Fundamentals

How to design content to create world-class software

These fundamentals apply to every piece of content you create. For specific questions, dig into our detailed content guidelines for everything from grammar to components.

Think of tools you use every day, such as your phone, car, blender. They all have a learning curve. But the very best of them feel easy from the very first use. Buttons are where you expect them. Labeling is intuitive. Everything unnecessary has been removed, and what’s left is the perfect balance of words and visuals. That’s what we’re building here at Shopify.

Content 🤝 design

Words are an essential part of the design. Very few interfaces make sense without content. But each word and every period adds noise to the experience. So weigh every word.

  • Only add content that’s necessary for clarity
  • Let visuals and icons do the talking wherever you can (“+” not “+ Add”)
  • Remember design doesn’t always dictate content (not every situation calls for subcopy, even if the component has been designed to include it)

Tip: Ask yourself, could this word be an icon? Could this header, subcopy, and button just be a button?

Keep it lean

Too much content makes a tool feel cheap and that it’s hard to use. Not enough leads to confusion and frustration. Great design means finding that sweet spot.

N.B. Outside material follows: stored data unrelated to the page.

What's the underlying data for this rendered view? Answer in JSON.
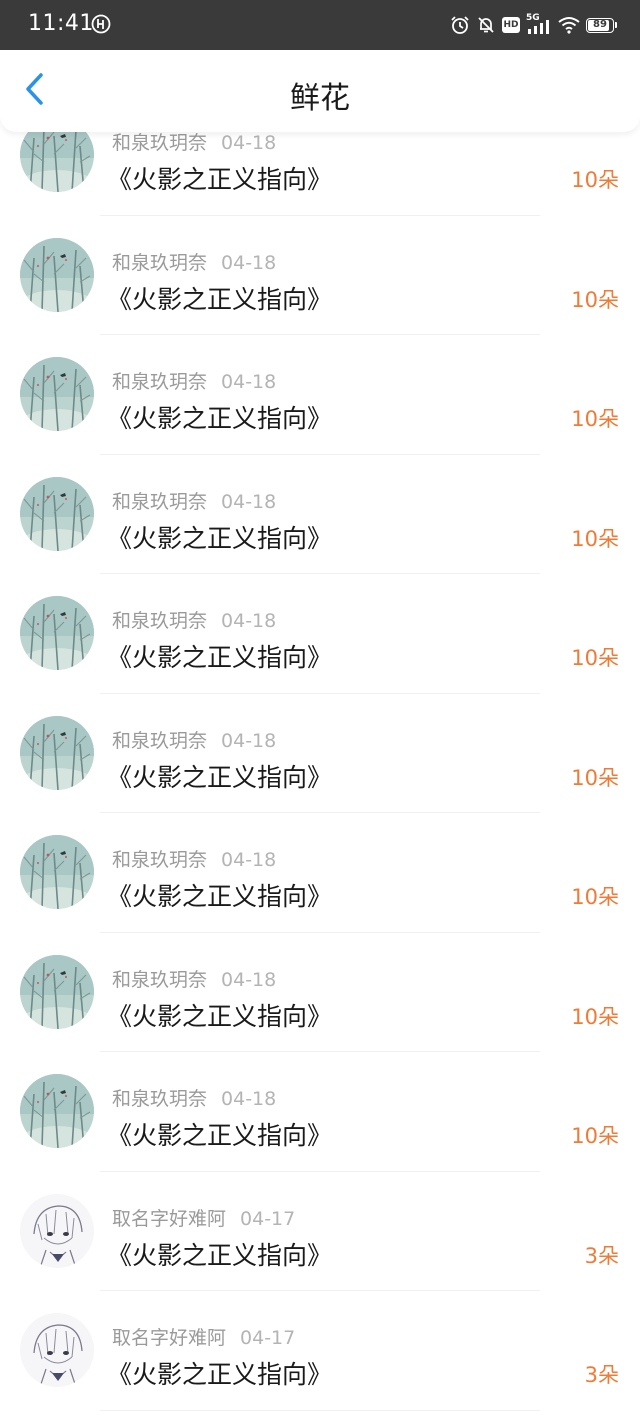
{
  "status_bar": {
    "time": "11:41",
    "network": "5G",
    "hd_label": "HD",
    "battery": "89",
    "battery_level": 0.89,
    "icons": [
      "app-notification-icon",
      "alarm-icon",
      "mute-icon",
      "hd-icon",
      "signal-icon",
      "wifi-icon",
      "battery-icon"
    ]
  },
  "header": {
    "title": "鲜花",
    "back_icon": "chevron-left-icon",
    "accent_color": "#2a93e6"
  },
  "colors": {
    "flower_count": "#f07a36",
    "title_text": "#1a1a1a",
    "meta_text": "#9a9a9a"
  },
  "items": [
    {
      "user": "和泉玖玥奈",
      "date": "04-18",
      "title": "《火影之正义指向》",
      "count": "10朵",
      "avatar": "winter-tree-avatar"
    },
    {
      "user": "和泉玖玥奈",
      "date": "04-18",
      "title": "《火影之正义指向》",
      "count": "10朵",
      "avatar": "winter-tree-avatar"
    },
    {
      "user": "和泉玖玥奈",
      "date": "04-18",
      "title": "《火影之正义指向》",
      "count": "10朵",
      "avatar": "winter-tree-avatar"
    },
    {
      "user": "和泉玖玥奈",
      "date": "04-18",
      "title": "《火影之正义指向》",
      "count": "10朵",
      "avatar": "winter-tree-avatar"
    },
    {
      "user": "和泉玖玥奈",
      "date": "04-18",
      "title": "《火影之正义指向》",
      "count": "10朵",
      "avatar": "winter-tree-avatar"
    },
    {
      "user": "和泉玖玥奈",
      "date": "04-18",
      "title": "《火影之正义指向》",
      "count": "10朵",
      "avatar": "winter-tree-avatar"
    },
    {
      "user": "和泉玖玥奈",
      "date": "04-18",
      "title": "《火影之正义指向》",
      "count": "10朵",
      "avatar": "winter-tree-avatar"
    },
    {
      "user": "和泉玖玥奈",
      "date": "04-18",
      "title": "《火影之正义指向》",
      "count": "10朵",
      "avatar": "winter-tree-avatar"
    },
    {
      "user": "和泉玖玥奈",
      "date": "04-18",
      "title": "《火影之正义指向》",
      "count": "10朵",
      "avatar": "winter-tree-avatar"
    },
    {
      "user": "取名字好难阿",
      "date": "04-17",
      "title": "《火影之正义指向》",
      "count": "3朵",
      "avatar": "anime-sketch-avatar"
    },
    {
      "user": "取名字好难阿",
      "date": "04-17",
      "title": "《火影之正义指向》",
      "count": "3朵",
      "avatar": "anime-sketch-avatar"
    }
  ]
}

  • Find the shortest, clearest way to give merchants only the info they need to take action
  • Skip the punctuation (exceptions: questions or text with 2+ sentences)
  • Get rid of any repetition

Tip: Approach content like Jenga. What’s the most you can take away before things fall apart?

Write like merchants talk

Don’t worry too much about voice and tone, just focus on sounding human

  • Use plain language
  • Use contractions (“don’t” not “do not”)
  • Some jargon is okay, as long as it’s what actual merchants say
  • Aim for a 7th grade reading level—it’s easiest for merchants to digest

Tip: Read it out loud. Does it sound like something a human would say? Ship it.

Inspire action

Don’t overwhelm people with too many choices or too much info upfront

  • Focus on the one thing merchants need to know or do next
  • Start sentences with verbs so they feel like actionable instructions
  • Be direct (“add apps” not “you can add apps”)
  • Use design (font size, location on the screen) to communicate importance
  • Break multi-part tasks down into digestible steps (aka “progressive disclosure”)

Tip: What’s the most important thing for merchants to do here? If it’s not clear, start over.